PULLMAN  – Home sales in 2008 continued to ease compared to a year ago, according to statistics prepared by the Washington Center for Real Estate Research at WSU.
 
“The quarter-to-quarter decline was slower than at year-end 2007, but the year-to-year decline was a bit steeper,” said Glenn Crellin, WCRER director.
 
Despite national reports which suggest that no homes are being sold, a sales rate of nearly 98,000 units is similar to the number of sales that prevailed 10 years ago.
 
Washington’s annual sales decline was marginally greater than nationally, but the state’s markets remained more robust than many areas in the West.
 
The median price home sold in Washington was $293,600, resulting in a 2.4 percent decline in median prices compared to the early months of 2007.
 
This marks the second consecutive quarter with year-to-year declines in median prices, but the decline remains much lower than many other parts of the county.
 
The national median slipped 7.7 percent and the entire Western Region declined 12.3 percent.
 
While sales declined in 36 of Washington’s 39 counties, the remaining three small counties recorded significant sales jumps compared to a year ago.
 
Based on quarter-to-quarter sales rate changes, 12 counties experienced more rapid home sales during the first quarter.
 
Among counties in metropolitan areas, Skamania County recorded an increase in sales of 14.3 percent compared to a year ago while Douglas County saw sales decline by 41.2 percent.
 
As always, King County had the highest sales rate, 24,310, while Garfield County recorded an annualized sales rate less than 100 homes sold.
 
Median prices ranged from $106,000 in Adams County to $478,800 in San Juan County. Among the urban markets the range was somewhat less, from $150,500 in Asotin County to $435,000 in King County.
 
Despite the prevailing belief that all home prices are declining, a total of 20 Washington counties reported higher median prices than a year ago, and nine of those were increases of more than 10 percent.
 
Among the largest population centers, the change in median prices ranged from a decline of 7 percent in Kitsap County to a jump of 11.8 percent in Chelan County (Wenatchee).
 
“During softer markets those households purchasing homes are finding bargains in the marketplace which allows them to buy more home for the money. The total amount spent may be increasing, but the quality is also increasing, and the median masks some potential price weakness,” Crellin said.
 
This means that a median income family has about 95 percent of the income required to qualify for a mortgage on a median price home. Jan Ellingson of Burlington, the 2008 President of Washington Realtors, emphasized “Increasing affordability means that households with good credit may find this a great time to consider a home purchase – not only will they take advantage of prices which have backed off their highs, but it is uncertain how much longer affordable mortgage rates will be available.”
 
More critical to the long-term health of the housing market is the ability of potential first-time buyers to enter the ranks of homeowners.

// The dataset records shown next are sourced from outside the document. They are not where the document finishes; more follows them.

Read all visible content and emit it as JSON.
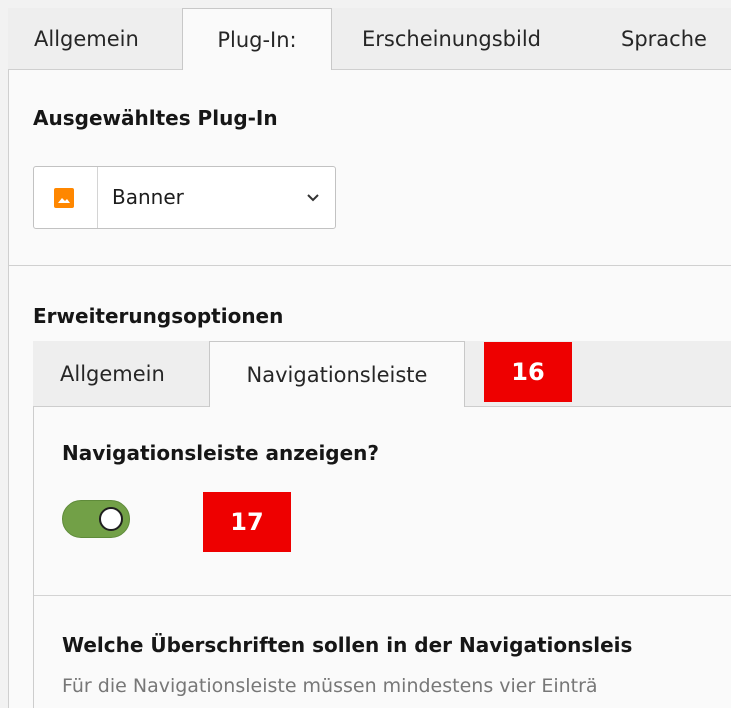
{
  "top_tabs": [
    {
      "label": "Allgemein",
      "active": false
    },
    {
      "label": "Plug-In:",
      "active": true
    },
    {
      "label": "Erscheinungsbild",
      "active": false
    },
    {
      "label": "Sprache",
      "active": false
    }
  ],
  "plugin_section": {
    "title": "Ausgewähltes Plug-In",
    "select_value": "Banner",
    "select_icon": "image-icon"
  },
  "extension_section": {
    "title": "Erweiterungsoptionen",
    "tabs": [
      {
        "label": "Allgemein",
        "active": false
      },
      {
        "label": "Navigationsleiste",
        "active": true
      }
    ],
    "toggle_label": "Navigationsleiste anzeigen?",
    "toggle_on": true,
    "headings_question": "Welche Überschriften sollen in der Navigationsleis",
    "headings_hint": "Für die Navigationsleiste müssen mindestens vier Einträ"
  },
  "badges": {
    "b16": "16",
    "b17": "17"
  },
  "colors": {
    "accent": "#ff8700",
    "toggle_on": "#72a047",
    "badge": "#ee0000"
  }
}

The companion first-time buyer affordability index assumes a lower purchase price, a lower income incorporating the fact that most higher-income households are already homeowners and the fact that single persons (who are excluded from the family income statistics) are more likely to be potential buyers.
 
The statewide measure was 55.9, meaning that the typical would-be homebuyer has a little over half the income needed to qualify for a mortgage on the typical starter home.
 
Again the statewide measure reflected improved affordability conditions than recent quarters.